I know it is cool to hate on Mitchell Baker here. Lack of qualifications is not a valid criticism. She has a law degree from Berkley. Passed the California bar exam in '87. Was a high ranking lawyer in Netscape as their first legal hire. Designed the Mozilla Public License. Created the Mozilla Foundation. She has been in executive roles for 20-30 years.
Yes. Mitchell Baker had every top job at Mozilla from 1999 to 2008. She was the Mozilla project's general manager, Mozilla Foundation's 1st president, and Mozilla Corporation's 1st CEO. She could be the wrong CEO for Mozilla now. But it couldn't be for inexperience.
It is used _in the book_ as a pejorative. That is the explanation from the definition that I link to.
The problem when a prominent wealthy company attempts to run its business on the basis of meritocracy is illustrated by the existence of projects such as GNOME, systemd, Wayland, and Flatpak.
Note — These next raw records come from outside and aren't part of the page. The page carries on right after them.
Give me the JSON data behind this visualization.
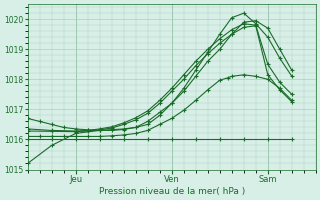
{
  "xlabel": "Pression niveau de la mer( hPa )",
  "bg_color": "#d8efe8",
  "grid_color": "#aacfbf",
  "line_color": "#1a6b2a",
  "ylim": [
    1015.0,
    1020.5
  ],
  "yticks": [
    1015,
    1016,
    1017,
    1018,
    1019,
    1020
  ],
  "xlim": [
    0,
    144
  ],
  "xtick_positions": [
    24,
    72,
    120
  ],
  "xtick_labels": [
    "Jeu",
    "Ven",
    "Sam"
  ],
  "series": [
    {
      "x": [
        0,
        12,
        24,
        36,
        48,
        54,
        60,
        66,
        72,
        78,
        84,
        90,
        96,
        102,
        108,
        114,
        120,
        126,
        132
      ],
      "y": [
        1015.2,
        1015.8,
        1016.2,
        1016.3,
        1016.35,
        1016.4,
        1016.5,
        1016.8,
        1017.2,
        1017.7,
        1018.3,
        1018.9,
        1019.5,
        1020.05,
        1020.2,
        1019.85,
        1019.4,
        1018.7,
        1018.1
      ]
    },
    {
      "x": [
        0,
        6,
        12,
        18,
        24,
        30,
        36,
        42,
        48,
        54,
        60,
        66,
        72,
        78,
        84,
        90,
        96,
        102,
        108,
        114,
        120,
        126,
        132
      ],
      "y": [
        1016.7,
        1016.6,
        1016.5,
        1016.4,
        1016.35,
        1016.32,
        1016.3,
        1016.3,
        1016.33,
        1016.4,
        1016.6,
        1016.9,
        1017.2,
        1017.6,
        1018.1,
        1018.6,
        1019.0,
        1019.5,
        1019.9,
        1019.95,
        1019.7,
        1019.0,
        1018.3
      ]
    },
    {
      "x": [
        0,
        12,
        24,
        30,
        36,
        42,
        48,
        54,
        60,
        66,
        72,
        78,
        84,
        90,
        96,
        102,
        108,
        114,
        120,
        126,
        132
      ],
      "y": [
        1016.35,
        1016.3,
        1016.28,
        1016.3,
        1016.35,
        1016.42,
        1016.55,
        1016.72,
        1016.95,
        1017.3,
        1017.7,
        1018.15,
        1018.6,
        1019.0,
        1019.35,
        1019.65,
        1019.85,
        1019.8,
        1018.5,
        1017.9,
        1017.5
      ]
    },
    {
      "x": [
        0,
        12,
        24,
        30,
        36,
        42,
        48,
        54,
        60,
        66,
        72,
        78,
        84,
        90,
        96,
        102,
        108,
        114,
        120,
        126,
        132
      ],
      "y": [
        1016.28,
        1016.27,
        1016.26,
        1016.28,
        1016.32,
        1016.38,
        1016.5,
        1016.65,
        1016.87,
        1017.2,
        1017.6,
        1018.0,
        1018.45,
        1018.85,
        1019.2,
        1019.5,
        1019.73,
        1019.78,
        1018.15,
        1017.65,
        1017.25
      ]
    },
    {
      "x": [
        0,
        6,
        12,
        18,
        24,
        30,
        36,
        42,
        48,
        54,
        60,
        66,
        72,
        78,
        84,
        90,
        96,
        100,
        102,
        108,
        114,
        120,
        126,
        132
      ],
      "y": [
        1016.1,
        1016.1,
        1016.1,
        1016.1,
        1016.1,
        1016.1,
        1016.1,
        1016.12,
        1016.15,
        1016.2,
        1016.3,
        1016.5,
        1016.7,
        1016.97,
        1017.3,
        1017.65,
        1017.97,
        1018.05,
        1018.1,
        1018.15,
        1018.1,
        1018.0,
        1017.7,
        1017.3
      ]
    },
    {
      "x": [
        0,
        12,
        24,
        36,
        48,
        60,
        72,
        84,
        96,
        108,
        120,
        132
      ],
      "y": [
        1016.0,
        1016.0,
        1016.0,
        1016.0,
        1016.0,
        1016.0,
        1016.0,
        1016.0,
        1016.0,
        1016.0,
        1016.0,
        1016.0
      ]
    }
  ]
}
Who said anything about qualifications? She is a terrible CEO because she knows nothing about web browsers, and clearly couldn't care less about her companies products. Why would anyone ever make a lawyer a CEO of anything except a law firm? It's a self evidently terrible idea and the results are exactly what you'd expect.
Leadership's extensive knowledge of web browsers hasn't exactly been the silver bullet to guarantee Mozilla's future, given past performance. Technological superiority is less relevant when your opponents are monopolists who are making deals with each other to interlock their hardware and software.
Perhaps in a world where the largest threats to Mozilla's survival as a company are corporate maneuvering and deal making, a lawyer is the best CEO to choose by meritocracy argument.